Per il resto del mondo assume molti nomi, come il diavolo che si può chiamare Satana, Belzebù o Mefistofele.
Per i non nuotatori esistono la psicomotricità, il risveglio muscolare dei club vacanze, la Zumba, il CrossFit, la ginnastica dolce e ciascuna è ben diversa dall’altra.

Il diavolo a cui mi sono rivolta io si potrebbe chiamare interval training o functional workout.
È un mondo fatto di esercizi dai nomi accattivanti come push up, jumping jack, mountain climber, squat, burpees.
Tutti rigorosamente in inglese perché detti così sembrano quasi dei tranquilli passatempo.

Nei giorni di pioggia, in cui ero costretta a rimanere dentro casa, il diavolo si chiamava pilates, quel famoso stretching che per mancanza cronica di tempo non eseguo mai; quell’attività che sembra semplice per il fatto di essere statica, ma non lo è per nulla.

Con l’aiuto di questi esercizi sono riuscita a far lavorare il sistema cardiovascolare, e con l’aiuto degli elastici a riprodurre molti dei movimenti del nuoto.

Però quando a metà maggio il governatore della mia regione ha nominato in conferenza stampa la riapertura delle piscine ho esultato come se avessero estratto il mio numero alla lotteria di capodanno.

Trepidante, il 25 maggio, dopo dodici settimane di assenza ho potuto finalmente ritornare a nuotare. Non posso parlare di 12 settimane di inattività, non lo sono state: il tapering non ha avuto luogo.

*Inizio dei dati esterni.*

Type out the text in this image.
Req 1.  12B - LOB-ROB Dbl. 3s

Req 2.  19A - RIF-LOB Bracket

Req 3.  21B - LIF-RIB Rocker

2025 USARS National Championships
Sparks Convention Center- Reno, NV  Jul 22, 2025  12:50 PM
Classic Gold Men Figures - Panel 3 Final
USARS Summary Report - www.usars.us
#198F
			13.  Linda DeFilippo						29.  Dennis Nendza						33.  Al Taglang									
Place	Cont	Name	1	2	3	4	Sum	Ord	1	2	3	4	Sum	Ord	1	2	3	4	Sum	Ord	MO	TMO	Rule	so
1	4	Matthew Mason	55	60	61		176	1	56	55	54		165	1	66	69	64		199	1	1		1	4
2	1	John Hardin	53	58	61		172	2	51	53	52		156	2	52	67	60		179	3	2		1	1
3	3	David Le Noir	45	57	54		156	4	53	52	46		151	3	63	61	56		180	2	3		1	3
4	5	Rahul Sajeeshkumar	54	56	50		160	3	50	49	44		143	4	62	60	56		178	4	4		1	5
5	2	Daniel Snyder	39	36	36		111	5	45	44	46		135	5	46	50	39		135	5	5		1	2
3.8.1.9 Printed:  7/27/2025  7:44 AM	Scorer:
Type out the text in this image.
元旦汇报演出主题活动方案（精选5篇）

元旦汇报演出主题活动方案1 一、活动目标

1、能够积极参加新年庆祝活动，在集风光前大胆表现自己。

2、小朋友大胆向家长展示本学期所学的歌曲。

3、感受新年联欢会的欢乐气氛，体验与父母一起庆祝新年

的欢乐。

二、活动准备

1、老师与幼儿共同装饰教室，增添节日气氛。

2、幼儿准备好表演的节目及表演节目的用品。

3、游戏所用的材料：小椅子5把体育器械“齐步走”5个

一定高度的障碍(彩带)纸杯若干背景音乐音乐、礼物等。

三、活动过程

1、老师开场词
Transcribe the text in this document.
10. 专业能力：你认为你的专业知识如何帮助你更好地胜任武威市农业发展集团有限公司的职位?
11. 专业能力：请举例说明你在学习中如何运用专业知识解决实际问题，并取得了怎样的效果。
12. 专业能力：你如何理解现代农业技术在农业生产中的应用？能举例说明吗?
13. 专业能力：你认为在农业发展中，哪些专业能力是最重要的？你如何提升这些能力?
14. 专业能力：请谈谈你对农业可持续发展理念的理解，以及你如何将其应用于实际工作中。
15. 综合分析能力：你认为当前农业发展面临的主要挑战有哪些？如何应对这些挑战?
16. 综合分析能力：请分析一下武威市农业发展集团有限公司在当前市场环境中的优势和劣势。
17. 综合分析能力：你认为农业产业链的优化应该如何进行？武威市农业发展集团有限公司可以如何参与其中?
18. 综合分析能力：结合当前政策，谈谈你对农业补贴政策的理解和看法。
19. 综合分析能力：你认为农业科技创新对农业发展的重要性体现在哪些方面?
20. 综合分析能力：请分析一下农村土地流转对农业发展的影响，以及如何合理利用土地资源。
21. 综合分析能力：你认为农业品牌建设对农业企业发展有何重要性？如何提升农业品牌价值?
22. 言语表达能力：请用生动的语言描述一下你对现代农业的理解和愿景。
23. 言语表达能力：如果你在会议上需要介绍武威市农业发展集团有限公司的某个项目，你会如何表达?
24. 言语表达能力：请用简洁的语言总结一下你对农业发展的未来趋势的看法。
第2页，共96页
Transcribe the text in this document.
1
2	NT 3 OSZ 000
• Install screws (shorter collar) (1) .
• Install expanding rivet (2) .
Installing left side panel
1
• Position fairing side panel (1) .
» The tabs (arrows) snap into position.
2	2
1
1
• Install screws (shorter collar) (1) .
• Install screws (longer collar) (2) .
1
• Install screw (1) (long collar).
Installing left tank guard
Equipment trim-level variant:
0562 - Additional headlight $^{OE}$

Ho atteso il momento dell’ingresso in acqua con sonni agitati, come accadeva ai tempi di scuola quando ritornava settembre e iniziava il nuovo anno.
Mi chiedevo come sarebbe stato, cosa avrei provato.

Eppure il bisogno base, quello di muoversi, lo avevo soddisfatto: perché tanto gaudio nel ritornare in acqua?

La primissima sensazione, che avevo dimenticato, è stata la spinta di Archimede. Lavorare in acqua è differente perché ci si muove a peso ridotto e la sensazione è un po’ quella di volare: passeggiare sulla luna anziché camminare per le vie del centro.

Forse per volare bisogna aggiungerci un po’ di energia, ma ho riscoperto l’appoggio pieno che si riceve dall’acqua, che è come stare su un materasso morbido.

Dopo il sostegno ho riscoperto il piacere di sentirsi avvolti, come un ritorno al liquido amniotico.

Avvolti e sostenuti: entrare in acqua ad allenarsi è la sensazione di una coccola.
Non il duro del pavimento attenuato appena da un tappetino, ma fluttuare in un dolce abbraccio.

Presto però la nuotata zen si è rivelata insoddisfacente e a breve giro è emersa la consapevolezza che il nuoto è uno sport insidioso: basta stargli lontana una sola settimana per ricadere al livello base. Figuriamoci dodici: la velocità che con tanta dedizione avevo affinato si è dispersa, tocca ripartire a lavorare sui gesti.

Non mi è mancata solo l’acqua, mi è mancata proprio la piscina, con la riga nera che divide la corsia a metà e la T che indica dove virare. Mi è mancata la socialità delle parole che si possono scambiare tra una serie e l’altra. Mi è mancato quel senso di completezza della giornata che provo quando sfilo la cuffia e gli occhialini.

Per me che sono un’insoddisfatta di natura, la ciliegina sulla torta sarà il ritorno alla competizione.

Non mi interessano le dispute a distanza: io voglio proprio quegli assembramenti che si formano prima della partenza, quei momenti di condivisione dei riti, quegli abbracci che anche dopo anni, a centinaia di km una dall’altra, ognuna chiuso fra quattro mura mi hanno fatta sentire vicina a chi vive la stessa mia passione, mi hanno regalato quel senso di identità e di appartenenza ad un mondo che pur essendosi eclissato per 12 settimane non ha smesso un solo minuto di pulsare.